As I am exiting full-time ministry, and coming out of the hibernation and denial that followed the initial exit, I am coming to the realization that I am more burned out than I thought I was. I am not burned out completely. I am not withered, hopeless, and faithless, but I am desperately in need of refreshing, washing, watering, renewing.
My husband and I are trying our hands at growing a fire escape garden this summer. We started everything from seed in our living room and, initially at least, were exceptionally attentive plant parents, even going as far as buying a full spectrum light bulb, to ensure that our babies were getting enough sunlight. In recent days, our garden has graduated to "real" sunlight and independence on the fire escape, gaining most of their nourishment naturally and occasionally from us lovingly watering them.
When the tomatoes were seedlings, all they needed was a little bit of water, and they were completely satisfied, healthy, and seemed to thrive. But as they have grown up, their roots have grown and their needs have deepened.
A few weeks ago, I noticed that half of our now 2 feet tall tomatoes, which had been completely healthy the day before, with their little bit of water, were withered, with leaves shriveled up and stems drooping. What had appeared healthy, now seemed dying. Time, and hot days, had revealed what we hadn't yet recognized - our little tomatoes, while they could subsist on a little bit of water, were not receiving the sustenance that they needed.

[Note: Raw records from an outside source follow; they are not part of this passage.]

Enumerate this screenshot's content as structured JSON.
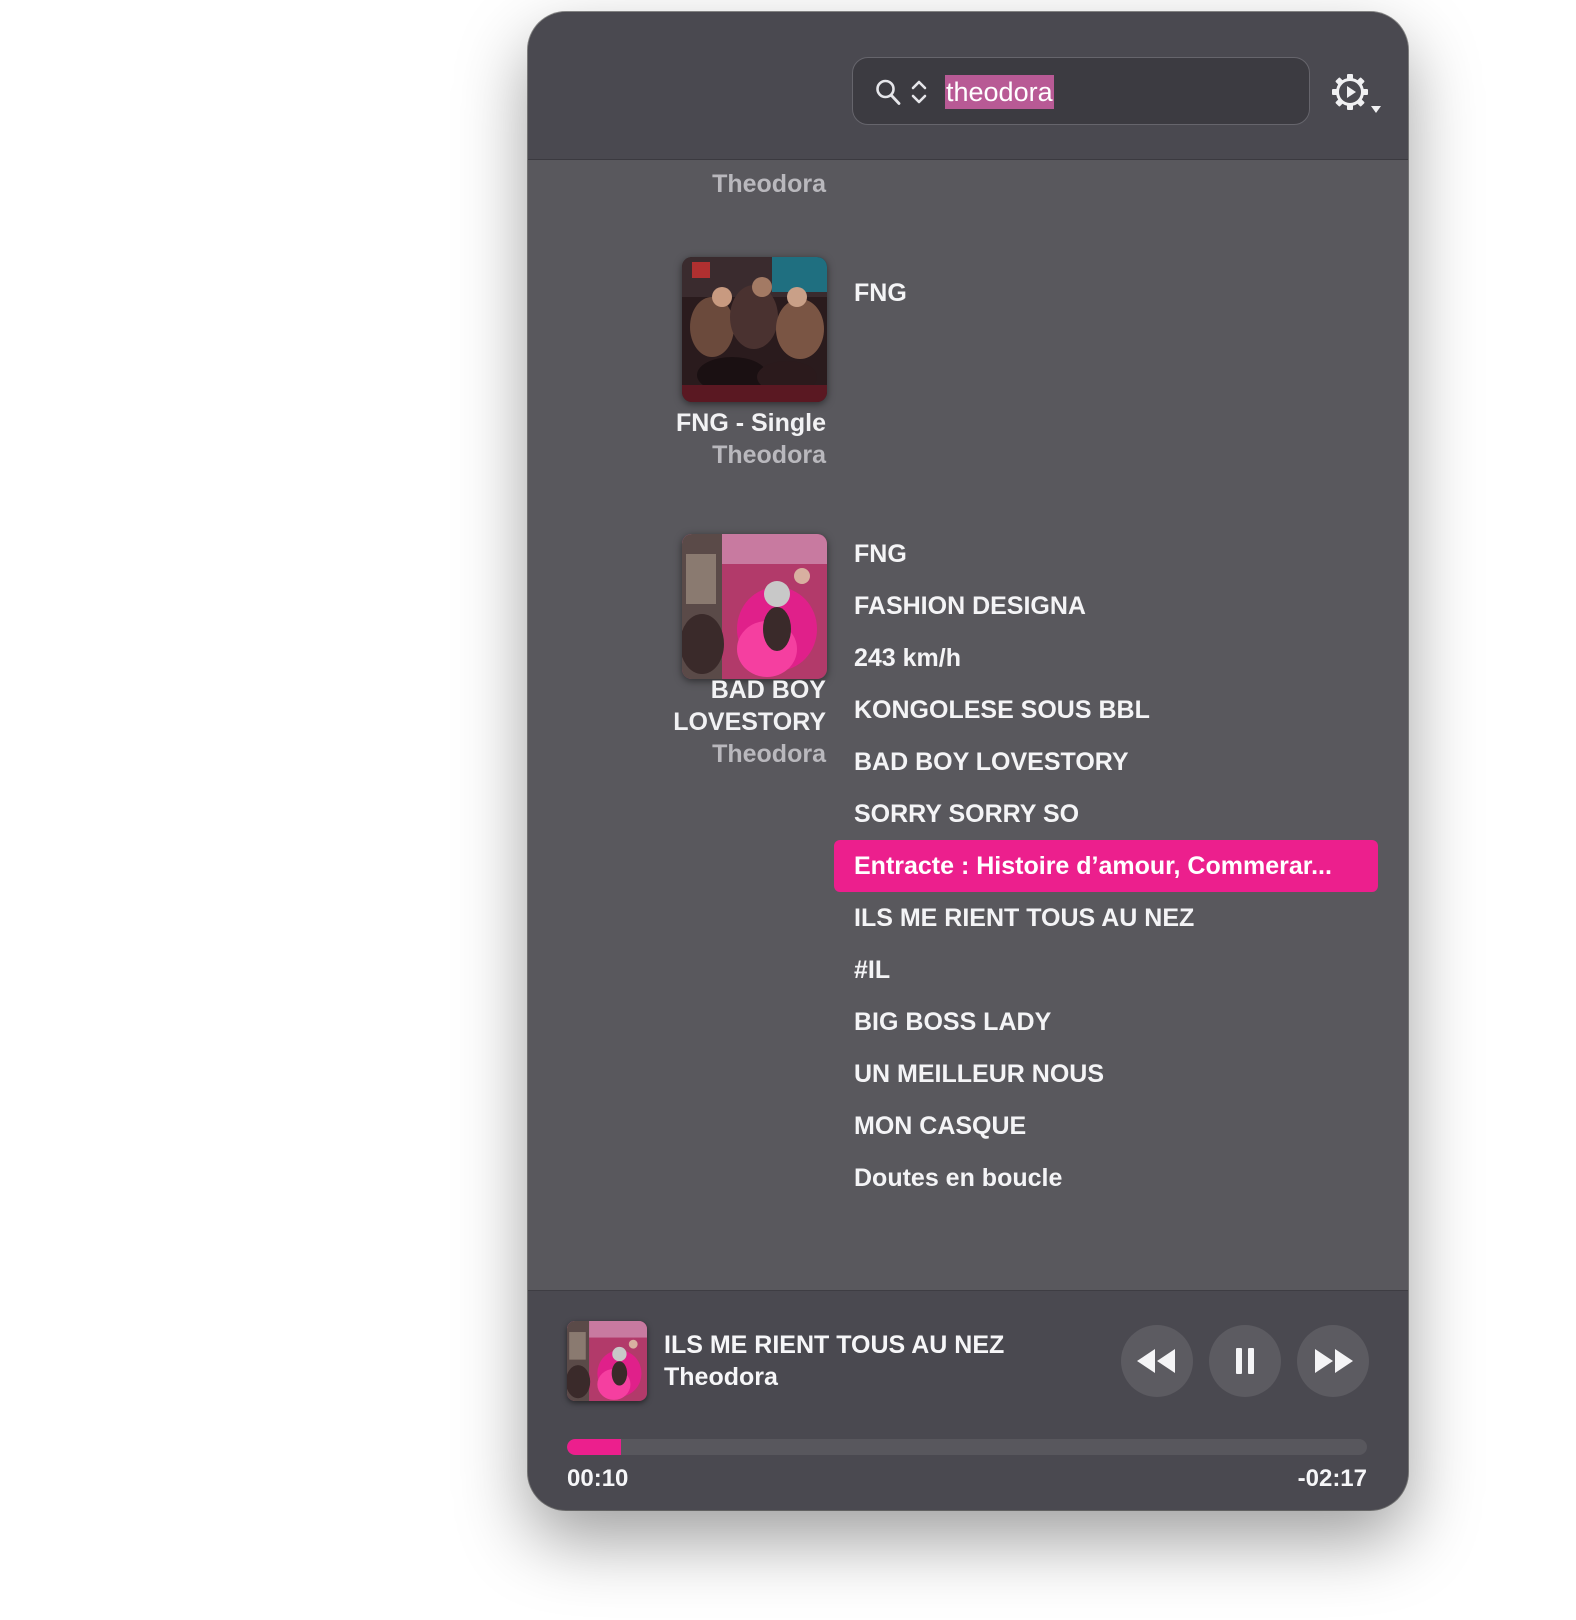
{
  "search": {
    "query": "theodora"
  },
  "icons": {
    "search": "magnifier-icon",
    "sort": "up-down-chevron-icon",
    "settings": "gear-with-dropdown-icon"
  },
  "albums": [
    {
      "artist": "Theodora",
      "tracks": []
    },
    {
      "title": "FNG - Single",
      "artist": "Theodora",
      "tracks": [
        "FNG"
      ]
    },
    {
      "title_lines": [
        "BAD BOY",
        "LOVESTORY"
      ],
      "artist": "Theodora",
      "tracks": [
        "FNG",
        "FASHION DESIGNA",
        "243 km/h",
        "KONGOLESE SOUS BBL",
        "BAD BOY LOVESTORY",
        "SORRY SORRY SO",
        "Entracte : Histoire d’amour, Commerar...",
        "ILS ME RIENT TOUS AU NEZ",
        "#IL",
        "BIG BOSS LADY",
        "UN MEILLEUR NOUS",
        "MON CASQUE",
        "Doutes en boucle"
      ],
      "selected_index": 6
    }
  ],
  "now_playing": {
    "title": "ILS ME RIENT TOUS AU NEZ",
    "artist": "Theodora",
    "elapsed": "00:10",
    "remaining": "-02:17",
    "progress_fraction": 0.068
  },
  "colors": {
    "accent": "#ec1f8d",
    "window_bg": "#59585d",
    "bar_bg": "#4a4950"
  }
}
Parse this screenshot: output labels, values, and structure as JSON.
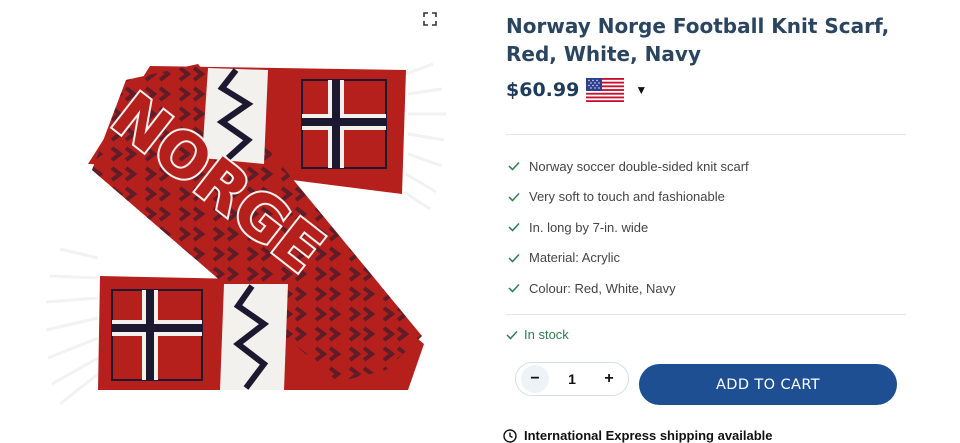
{
  "product": {
    "title": "Norway Norge Football Knit Scarf, Red, White, Navy",
    "price": "$60.99",
    "currency_flag_icon": "us-flag-icon",
    "currency_dropdown_icon": "caret-down-icon",
    "features": [
      "Norway soccer double-sided knit scarf",
      "Very soft to touch and fashionable",
      "In. long by 7-in. wide",
      "Material: Acrylic",
      "Colour: Red, White, Navy"
    ],
    "stock_status": "In stock",
    "quantity": "1",
    "quantity_minus": "−",
    "quantity_plus": "+",
    "add_to_cart_label": "ADD TO CART",
    "shipping_note": "International Express shipping available"
  },
  "image": {
    "scarf_text": "NORGE",
    "zoom_icon": "expand-icon"
  },
  "colors": {
    "brand": "#1e4f93",
    "title": "#2b4560",
    "in_stock": "#2e7d4f",
    "scarf_red": "#b5201d",
    "scarf_navy": "#1b1830"
  }
}
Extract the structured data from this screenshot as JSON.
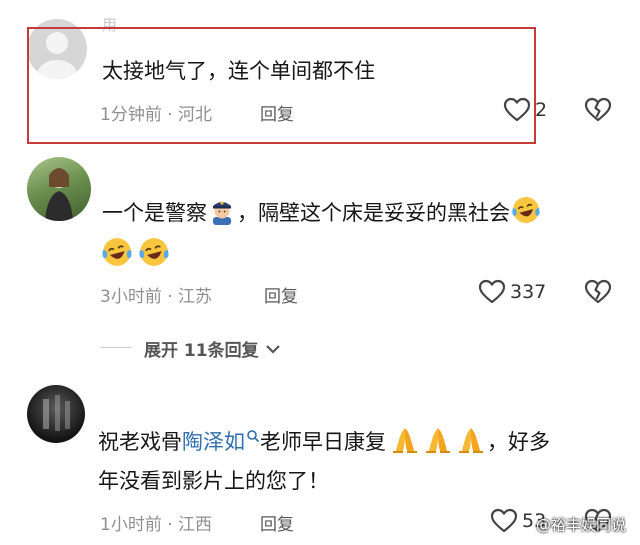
{
  "comments": [
    {
      "username": "用",
      "text": "太接地气了，连个单间都不住",
      "time": "1分钟前",
      "location": "河北",
      "reply_label": "回复",
      "like_count": "2"
    },
    {
      "username": "",
      "text_part1": "一个是警察",
      "text_part2": "，隔壁这个床是妥妥的黑社会",
      "time": "3小时前",
      "location": "江苏",
      "reply_label": "回复",
      "like_count": "337",
      "expand_label": "展开 11条回复"
    },
    {
      "username": "",
      "text_part1": "祝老戏骨",
      "mention": "陶泽如",
      "text_part2": "老师早日康复",
      "text_part3": "，好多",
      "text_line2": "年没看到影片上的您了！",
      "time": "1小时前",
      "location": "江西",
      "reply_label": "回复",
      "like_count": "53"
    }
  ],
  "separator": "·",
  "watermark": "@裕丰娱同说",
  "icons": [
    "heart-icon",
    "broken-heart-icon",
    "police-emoji",
    "laughing-emoji",
    "pray-emoji",
    "search-icon",
    "chevron-down-icon"
  ],
  "colors": {
    "highlight_border": "#c73a3a",
    "mention": "#2f6fb1",
    "meta": "#8f8f8f"
  }
}
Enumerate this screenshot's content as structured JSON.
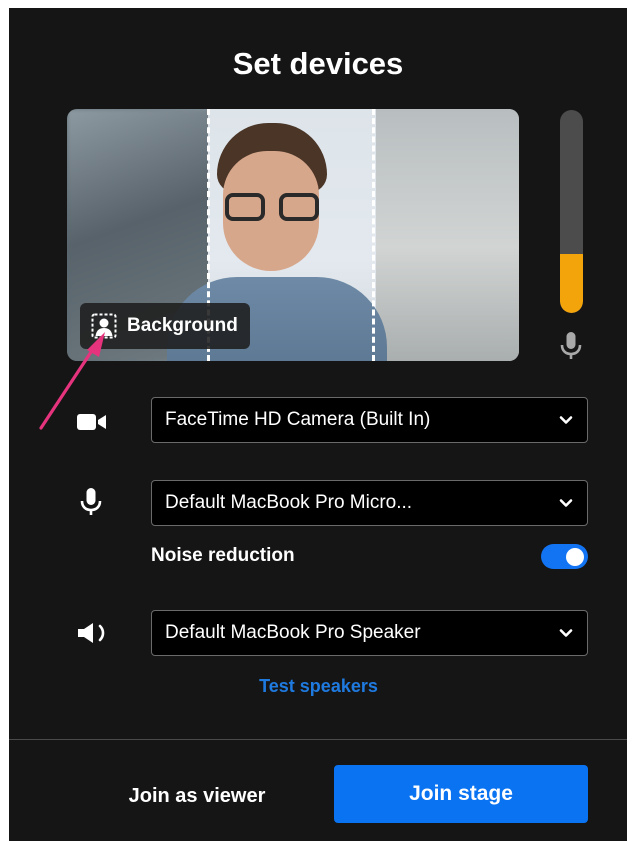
{
  "title": "Set devices",
  "preview": {
    "background_button_label": "Background",
    "background_icon": "background-person-icon"
  },
  "mic_level": 0.29,
  "camera": {
    "icon": "video-camera-icon",
    "selected": "FaceTime HD Camera (Built In)"
  },
  "microphone": {
    "icon": "microphone-icon",
    "selected": "Default MacBook Pro Micro...",
    "noise_reduction_label": "Noise reduction",
    "noise_reduction_on": true
  },
  "speaker": {
    "icon": "speaker-icon",
    "selected": "Default MacBook Pro Speaker",
    "test_label": "Test speakers"
  },
  "actions": {
    "join_viewer_label": "Join as viewer",
    "join_stage_label": "Join stage"
  },
  "colors": {
    "panel": "#151515",
    "accent_blue": "#0a73f2",
    "meter_level": "#f4a40b",
    "annotation_arrow": "#e6337d"
  }
}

Yet they were not dead, withered and gone. They simply needed more water. And what they had subsisted on before, was simply not enough - it wasn't the wrong water, or bad water, they just need more than they had before. And it wasn't because they had stagnated; in fact, completely the opposite. Their increased need for water was precisely because they had grown.
I am like those tomato plants right now. I am not withered, hopeless, dying inside - I simply have subsisted on less real water and nourishment than I needed for a lot longer than I should have. But unlike the tomato plants, I was so busy that I did not notice the ways in which I was shriveling and my soul was begging for more water. Now, in the exposing presence of time, heat, rest, and change, the real need is becoming more clear.
I am desperately in need of refreshing, washing, watering, and renewing. I need more water. And that's not a bad thing.
Yes, there are dead branches that need to be pruned and weevils that need to be terminated. They are wounds and holes, and honest hurt that need to be healed. There is false entitlement that has turned into anger, which has morphed into bitterness, that needs to be dealt with. Yes, those are part of my near burnout. But before I can even begin to get to those, I simply need to rest in a deep soul soaking rain - deep and real water, which reaches to the core, waters the roots, and washes those places that haven't received water in quite some time.